The good news is there are ways that sufferers can cope using medication and lifestyle modification. We asked the experts—who recommend combining both approaches—to clue us in on the latest, and in some cases, controversial treatments.
For many people with a medical diagnosis of depression, medication is necessary. Here’s what you need to know when you fill your prescription:
PATIENCE IS KEY
Taking medication as it’s prescribed can be frustrating for some sufferers, says Purcell; many patients complain about side effects or slow results. “Even if you are on the right medication, it can take weeks for it to work,” says Dr. Flynn, who encourages a “stick-with-it approach” to patients.
A PERSONAL TOUCH
Purcell is an advocate of a relatively new but increasingly popular approach to prescribing antidepressants that involves testing a patient’s DNA through cheek-swab analysis and using the results to match that person with the best possible prescription. “There can no longer be a one-pill-fits-all approach,” says Purcell, who refers patients to psychiatrists for this testing. “There are different pathways in our brain and different ways we all metabolize medication, and this testing helps determine how you do that.”
Dr. Flynn says DNA testing for antidepressant medication matching is still not a standard practice and not supported by a strong body of clinical data. “Right now, it’s kind of a trial and error approach that tends to be popular in boutique practices, but I see it having potential to becoming mainstream in the next ten years.”
Although ketamine has a risky reputation for its hallucinogenic effects, Dr. Flynn says that there are some small studies that suggest clinically supervised infusions of the drug can be helpful to people suffering from depression when other treatments have failed. While there are clinics popping up that offer walk-in ketamine therapy, Dr. Flynn stresses it should be approached with a “high degree of caution” because of potential side effects and the need for more research. “What needs to be stressed is it is probably something that should only be considered when other things have failed,” he says. “It should never be someone’s first course of action.”
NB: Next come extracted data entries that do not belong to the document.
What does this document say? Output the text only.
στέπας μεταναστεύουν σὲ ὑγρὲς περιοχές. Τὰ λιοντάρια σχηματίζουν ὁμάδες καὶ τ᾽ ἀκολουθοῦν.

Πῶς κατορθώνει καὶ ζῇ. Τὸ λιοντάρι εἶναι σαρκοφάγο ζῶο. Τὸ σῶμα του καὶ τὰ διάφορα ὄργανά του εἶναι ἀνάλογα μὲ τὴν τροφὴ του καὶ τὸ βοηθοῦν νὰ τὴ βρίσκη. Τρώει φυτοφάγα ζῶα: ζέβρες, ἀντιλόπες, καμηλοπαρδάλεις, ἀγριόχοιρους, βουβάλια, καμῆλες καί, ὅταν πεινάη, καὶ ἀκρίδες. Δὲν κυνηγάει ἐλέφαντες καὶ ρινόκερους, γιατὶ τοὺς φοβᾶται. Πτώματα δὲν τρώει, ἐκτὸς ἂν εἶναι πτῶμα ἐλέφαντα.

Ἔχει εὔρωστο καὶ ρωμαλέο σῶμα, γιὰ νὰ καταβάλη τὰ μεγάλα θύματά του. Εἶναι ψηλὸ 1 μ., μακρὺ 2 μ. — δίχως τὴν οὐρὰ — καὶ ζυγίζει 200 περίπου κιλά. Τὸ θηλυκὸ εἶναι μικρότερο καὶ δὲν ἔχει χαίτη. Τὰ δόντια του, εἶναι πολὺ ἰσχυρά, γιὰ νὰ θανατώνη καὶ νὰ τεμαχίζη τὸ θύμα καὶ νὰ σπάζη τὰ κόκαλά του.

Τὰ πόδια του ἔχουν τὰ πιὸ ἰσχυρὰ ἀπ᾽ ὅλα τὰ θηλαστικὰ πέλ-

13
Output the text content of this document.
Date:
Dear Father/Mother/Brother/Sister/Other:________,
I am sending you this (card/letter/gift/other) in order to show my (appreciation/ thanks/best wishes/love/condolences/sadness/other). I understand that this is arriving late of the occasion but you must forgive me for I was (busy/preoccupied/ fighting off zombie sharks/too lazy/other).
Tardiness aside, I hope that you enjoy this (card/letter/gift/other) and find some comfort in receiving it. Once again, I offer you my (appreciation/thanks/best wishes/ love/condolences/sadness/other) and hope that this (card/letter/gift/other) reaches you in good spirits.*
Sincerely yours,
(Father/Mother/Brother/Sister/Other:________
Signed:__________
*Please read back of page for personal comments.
On top of medication, behavior modifications can elevate depressed moods. These include:
“There is real, clinical proof it makes a difference in the lives of people with depression,” says Dr. Flynn. He believes so passionately in its benefits, he frequently writes “prescriptions” for exercise and hands them to patients to emphasize its importance.
“I often counsel people to feel less obligated during the holidays,” says Purcell. “It is perfectly okay to opt out of stressful family obligations or situations that push your buttons.”
“People get a tremendous high out of getting out of themselves and being of service to others,” says Purcell. “It’s the best way I can think of for someone struggling with depression to get a lift at the holidays.”
EAT AND REST WELL
“People tend to eat horribly around the holidays and not get enough sleep,” says Dr. Flynn. Eating nutritious food, avoiding alcohol and maintaining a sleep routine can help manage moods.